Hay una característica común para todos los productos icónicos de Coca-Cola: el color que los representa. Así como la bebida original está fuertemente relacionada con el rojo y Fanta apuesta por el naranja, Sprite se reconoce con el verde.

Desde su creación en 1961, ha mantenido su color. El verde es clásico y moderno, fresco y limpio a la vez. Nunca es agresivo ni aburrido, simplemente se ve refrescante, tal como Sprite.

El que esta marca se haya merecido un sitio entre las más reconocidas del planeta puede atribuirse en buena medida a la inconfundible personalidad que le da su botella verde. Su forma y sus inseparables hoyuelos la convierten en uno de los envases más llamativos y singulares del mercado. No en vano cuenta con miles de miles de fans en todo el mundo y continúa representando lo que los gurús del diseño llaman Brand Equity (capital de marca).

Esta tonalidad también implica calidez. El Pantone Color Institute eligió el verde (más específicamente el Esmeralda 17-5641) como el color del año en 2013. “Es el tono más abundante en la naturaleza. El ojo humano ve más verde que cualquier otro color en la paleta cromática”, señala Leatrice Eiseman, directora ejecutiva de este organismo.
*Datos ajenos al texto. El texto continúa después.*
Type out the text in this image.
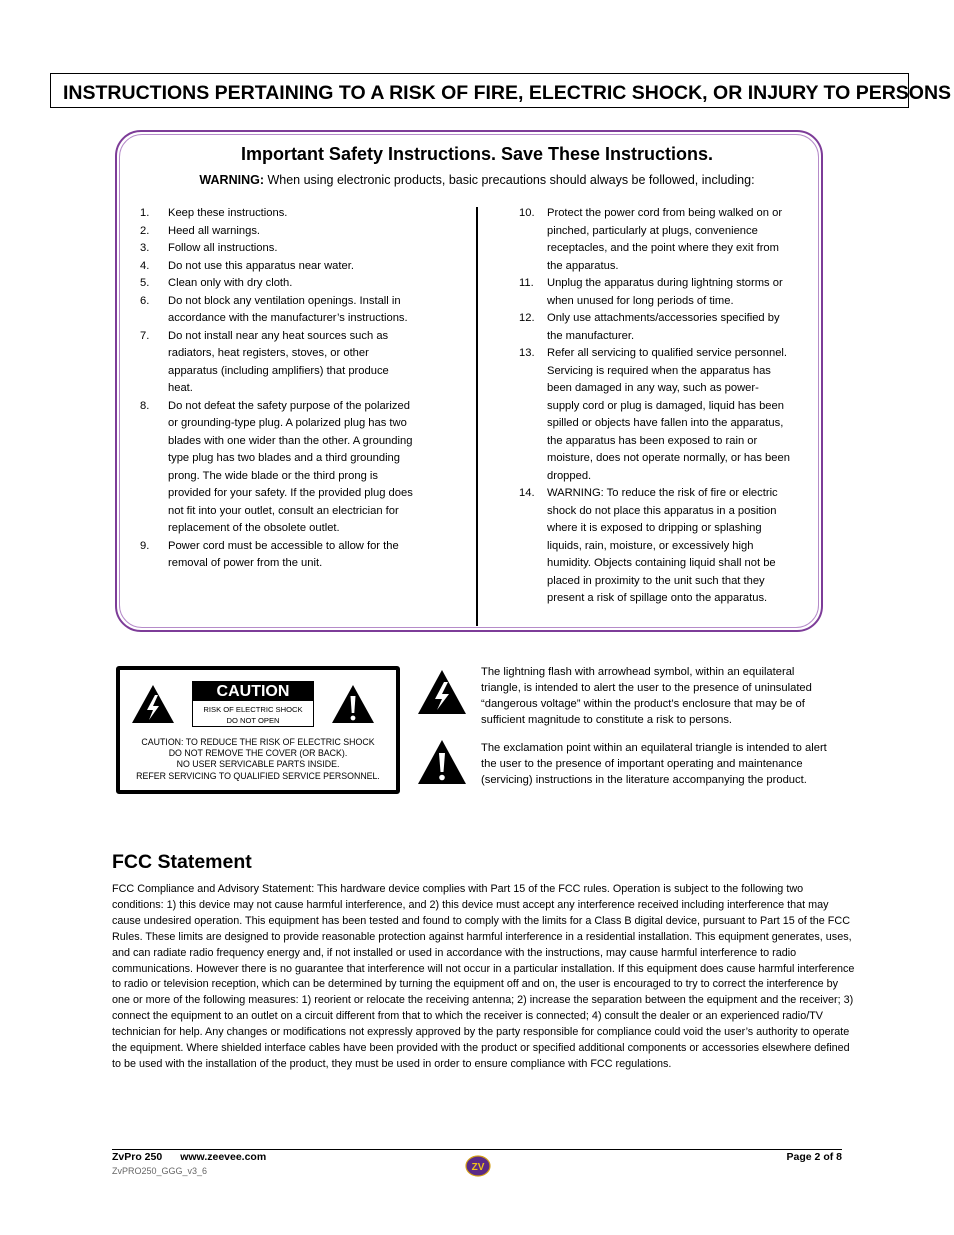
INSTRUCTIONS PERTAINING TO A RISK OF FIRE, ELECTRIC SHOCK, OR INJURY TO PERSONS
Important Safety Instructions. Save These Instructions.
WARNING: When using electronic products, basic precautions should always be followed, including:
1. Keep these instructions.
2. Heed all warnings.
3. Follow all instructions.
4. Do not use this apparatus near water.
5. Clean only with dry cloth.
6. Do not block any ventilation openings. Install in accordance with the manufacturer’s instructions.
7. Do not install near any heat sources such as radiators, heat registers, stoves, or other apparatus (including amplifiers) that produce heat.
8. Do not defeat the safety purpose of the polarized or grounding-type plug. A polarized plug has two blades with one wider than the other. A grounding type plug has two blades and a third grounding prong. The wide blade or the third prong is provided for your safety. If the provided plug does not fit into your outlet, consult an electrician for replacement of the obsolete outlet.
9. Power cord must be accessible to allow for the removal of power from the unit.
10. Protect the power cord from being walked on or pinched, particularly at plugs, convenience receptacles, and the point where they exit from the apparatus.
11. Unplug the apparatus during lightning storms or when unused for long periods of time.
12. Only use attachments/accessories specified by the manufacturer.
13. Refer all servicing to qualified service personnel. Servicing is required when the apparatus has been damaged in any way, such as power-supply cord or plug is damaged, liquid has been spilled or objects have fallen into the apparatus, the apparatus has been exposed to rain or moisture, does not operate normally, or has been dropped.
14. WARNING: To reduce the risk of fire or electric shock do not place this apparatus in a position where it is exposed to dripping or splashing liquids, rain, moisture, or excessively high humidity. Objects containing liquid shall not be placed in proximity to the unit such that they present a risk of spillage onto the apparatus.
CAUTION
RISK OF ELECTRIC SHOCK
DO NOT OPEN
CAUTION: TO REDUCE THE RISK OF ELECTRIC SHOCK
DO NOT REMOVE THE COVER (OR BACK).
NO USER SERVICABLE PARTS INSIDE.
REFER SERVICING TO QUALIFIED SERVICE PERSONNEL.
The lightning flash with arrowhead symbol, within an equilateral triangle, is intended to alert the user to the presence of uninsulated “dangerous voltage” within the product’s enclosure that may be of sufficient magnitude to constitute a risk to persons.
The exclamation point within an equilateral triangle is intended to alert the user to the presence of important operating and maintenance (servicing) instructions in the literature accompanying the product.
FCC Statement
FCC Compliance and Advisory Statement: This hardware device complies with Part 15 of the FCC rules. Operation is subject to the following two conditions: 1) this device may not cause harmful interference, and 2) this device must accept any interference received including interference that may cause undesired operation. This equipment has been tested and found to comply with the limits for a Class B digital device, pursuant to Part 15 of the FCC Rules. These limits are designed to provide reasonable protection against harmful interference in a residential installation. This equipment generates, uses, and can radiate radio frequency energy and, if not installed or used in accordance with the instructions, may cause harmful interference to radio communications. However there is no guarantee that interference will not occur in a particular installation. If this equipment does cause harmful interference to radio or television reception, which can be determined by turning the equipment off and on, the user is encouraged to try to correct the interference by one or more of the following measures: 1) reorient or relocate the receiving antenna; 2) increase the separation between the equipment and the receiver; 3) connect the equipment to an outlet on a circuit different from that to which the receiver is connected; 4) consult the dealer or an experienced radio/TV technician for help. Any changes or modifications not expressly approved by the party responsible for compliance could void the user’s authority to operate the equipment. Where shielded interface cables have been provided with the product or specified additional components or accessories elsewhere defined to be used with the installation of the product, they must be used in order to ensure compliance with FCC regulations.
ZvPro 250 www.zeevee.com
ZvPRO250_GGG_v3_6
Page 2 of 8
ZV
En la década del 60, ingenieros y diseñadores de The Coca-Cola Company realizaron una importante investigación antes de dar con los estándares de diseño de Sprite, a partir de los cuales se definió cómo serían los envases y la imagen de marca. Luego vendrían las etiquetas, los embalajes de cartón y la publicidad. Se barajaron decenas de diseños para la popular botella verde, que fue creada bajo los mismos estándares de calidad utilizados para elaborar la icónica botella Contour de Coca-Cola.

En 1967, mientras Sprite ganaba terreno en el mercado y llegaba al 85% de la población de Estados Unidos y a otros 38 países, se contrató a una agencia de Nueva York para su diseño y relanzamiento. ¿El objetivo?: comunicar la frescura de la bebida y ayudarle a sobresalir entre las demás.

El nuevo envase desembarcó en el mercado al año siguiente. La revista The Coca-Cola Bottler lo describió como “el resultado de contrastar diferentes tonos de verde” y predijo que la nueva apariencia “sacaría a Sprite de entre la multitud como nunca antes había ocurrido”. Y no se equivocó.